To the OP's original post.....reactivity IMO could have many layers to it....there are many variables including the handler. If one approach cures the problem...what a great deal. Without being disrespectful, I might suggest it's more a modification of multiple forces than simply just one "collar"...but the collar might very well be a component of the overall fix.


SuperG


----------



## annabirdie (Jul 3, 2015)

Well here is my own experience...I have a 10 month old female that has always been reactive, to varying degrees, sometimes better than other times but there was always the potential for her to react negatively to another dog. She is also a big leash-puller and very strong, so walking her was not always as fun as it should be. I hired a trainer recently who immediately recommended a prong when she evaluated her. Well it is extremely helpful, and has made our walks so much more pleasant and longer and Rosie is getting way more exercize and fun experiences. We are also using it as a tool to correct reactivity and she gets it right away, and is very responsive and I have already seen her reactivity and "intense staring" have gone way down. Used properly the prong is a great tool to communicate in a very effective way with your dog. Having said that I would not have been comfortable without a lot of guidance and the trainer showed me exactly how to put it on, use it, associated language and reward times, etc. I think an experienced owner may not need one, but I am a GSD rookie and my only other dog was a breeze to train in comparison. So having been where you are, I think at this age the prong is definitely a good tool as your dog is getting older and you want to address these behviours now and not in 2 years when they have gone way too far. Definitely get a new trainer, ask for recommendations on this forum maybe, everyone is so helpful. You really need a GSD friendly trainer with an understanding of this particular breed.


----------



## zohaibrose (Jan 22, 2016)

voodoolamb said:


> Using a prong on a "highly reactive" dog without the guidance of a very experienced trainer well versed in aggressive behavior, training theory, and correct use of the prong is a recipe for disaster.
> 
> Tons of posts on here about how prongs collars can exasperate reactivity issues.
> 
> Proceed with caution.


Yeah i think prongs are more likely to get your dog to snap at you but if he is a puppy that is exciteful and does not listen then you could use it but with a mature dog i wouldnt since hes grown already


----------



## Castlemaid (Jun 29, 2006)

zohaibrose said:


> Yeah i think prongs are more likely to get your dog to snap at you but if he is a puppy that is exciteful and does not listen then you could use it but with a mature dog i wouldnt since hes grown already



You think? That might depend on the dog, the situation, and the way the collar is being used, or has been used in the past. 

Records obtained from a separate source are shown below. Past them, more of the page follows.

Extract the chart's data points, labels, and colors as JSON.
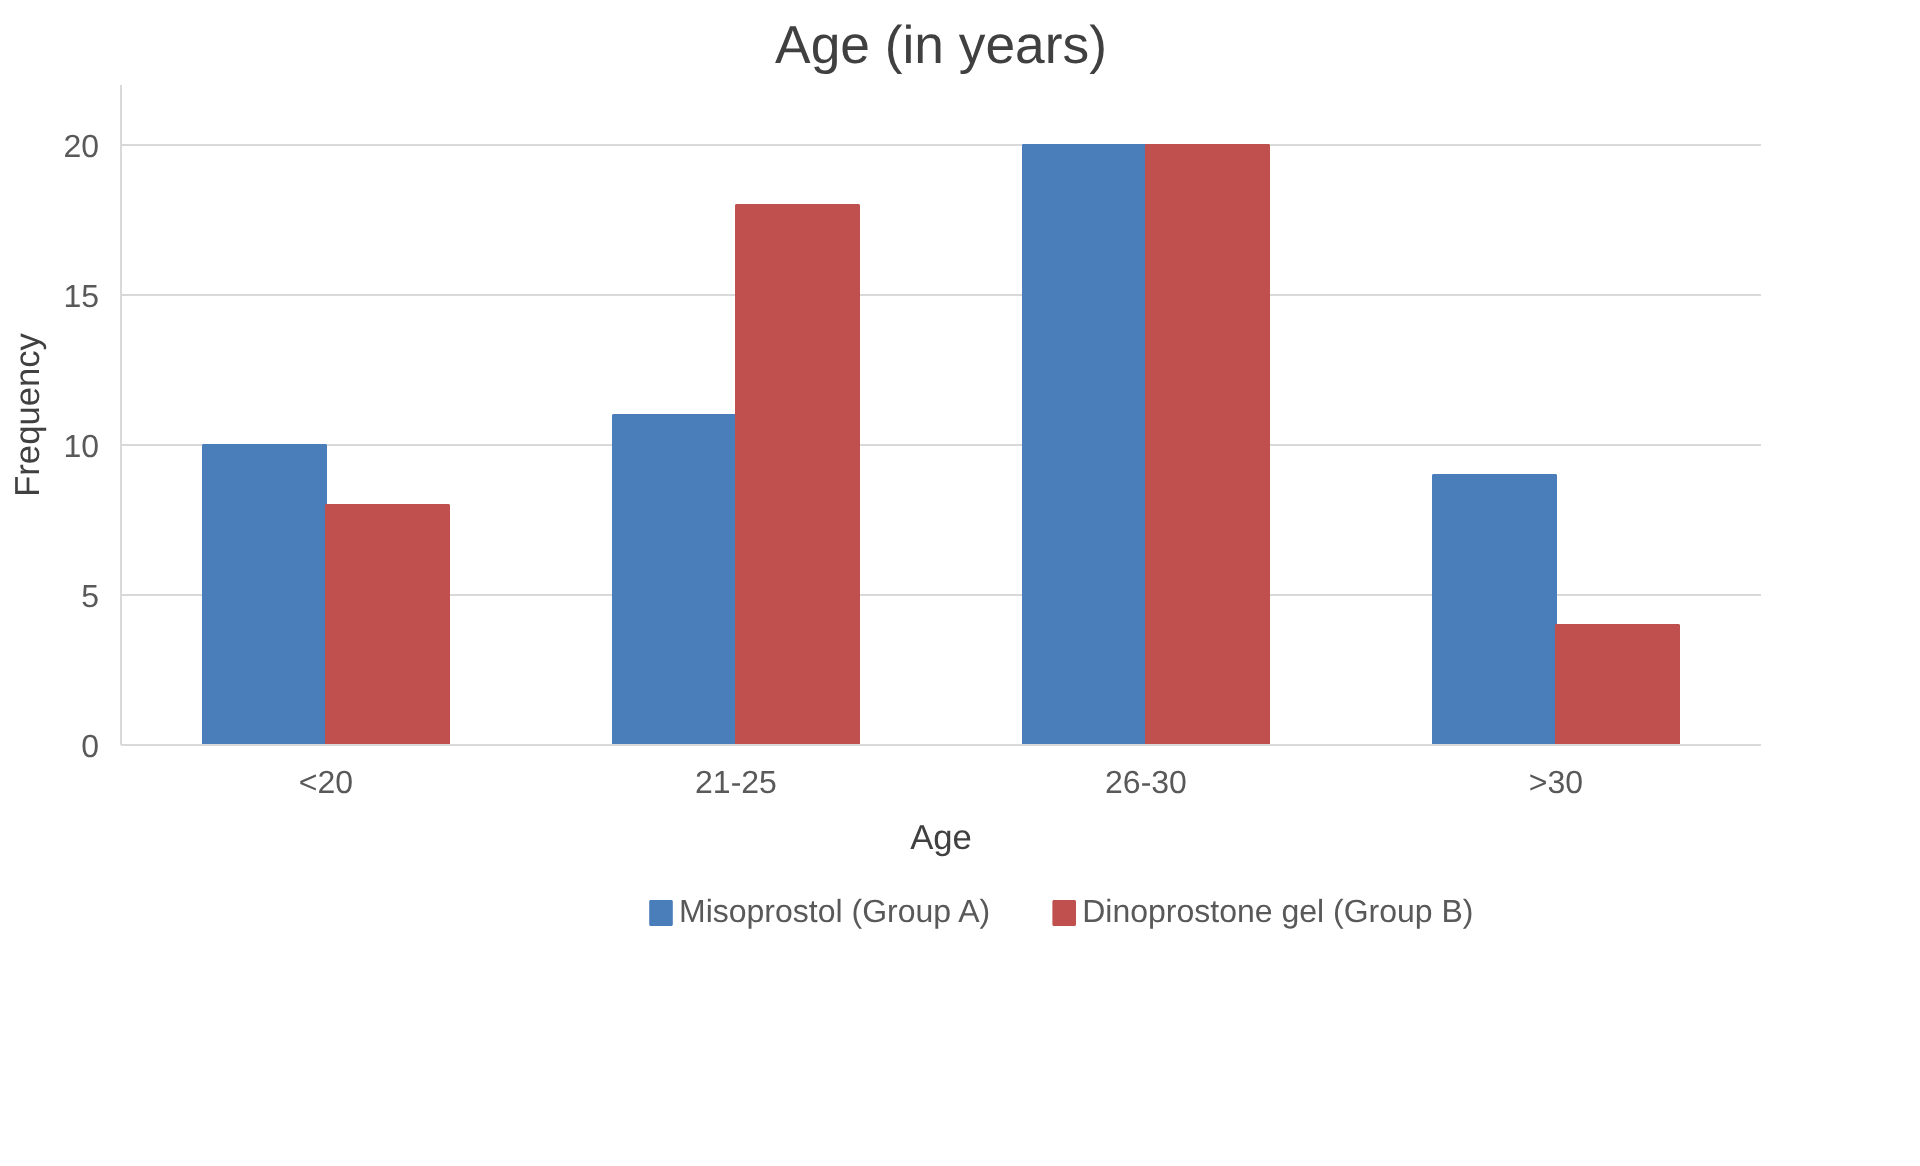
{
  "chart_data": {
    "type": "bar",
    "title": "Age (in years)",
    "xlabel": "Age",
    "ylabel": "Frequency",
    "categories": [
      "<20",
      "21-25",
      "26-30",
      ">30"
    ],
    "series": [
      {
        "name": "Misoprostol (Group A)",
        "color": "#4a7ebb",
        "values": [
          10,
          11,
          20,
          9
        ]
      },
      {
        "name": "Dinoprostone gel (Group B)",
        "color": "#c0504d",
        "values": [
          8,
          18,
          20,
          4
        ]
      }
    ],
    "ylim": [
      0,
      22
    ],
    "yticks": [
      0,
      5,
      10,
      15,
      20
    ],
    "grid": "y",
    "legend": "bottom"
  }
}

Prong collars can be used and misussed on both young dogs and fully grown dogs alike, and again as suggested by many others, speculation isn't going to determine if a prong collar will be helpful in this particular situation or not: Finding a balanced trainer that can evaluate your dog and their reaction and has experience in using prong collars is going to give the poster the answers she is looking for.


----------



## selzer (May 7, 2005)

The problem is, when a trainer wants to do what we think the dog needs, well, than that's a balanced trainer who is going to be the best one for our dog. 

Keep looking until you find one who thinks like you do. Which, actually works a lot of the time, because we have more success when training our dogs when we have confidence in the training method, because most of what is wrong with our dogs is on our end of the leash. If we improve the signals we give our dog, their behaviors improve, most of the time. If the dog is confident in us, then he is less likely to be taking control of his personal protection in ways we disapprove of. 

On the other hand, if we are convinced the problem is totally within the dog, continuing to look for a "balanced" trainer is probably going to backfire. 

This is actually one of those situations where naming names, out of personal experience with a trainer, could be a lot more helpful. If someone from the OPs area can point to someone who has experience with the type of GSD they have, with the problem she is experiencing, maybe we could get the OP where she needs to be to get the help she needs, regardless of what training methods and implements are likely to be employed.


----------



## HOBY (Aug 12, 2013)

Not that I am saying anything different but I can say that when the prong collar is needed and works [it usually does when used correctly] you will be very happily surprised. It is like power steering. A light touch gives you excellent controlled direction.


----------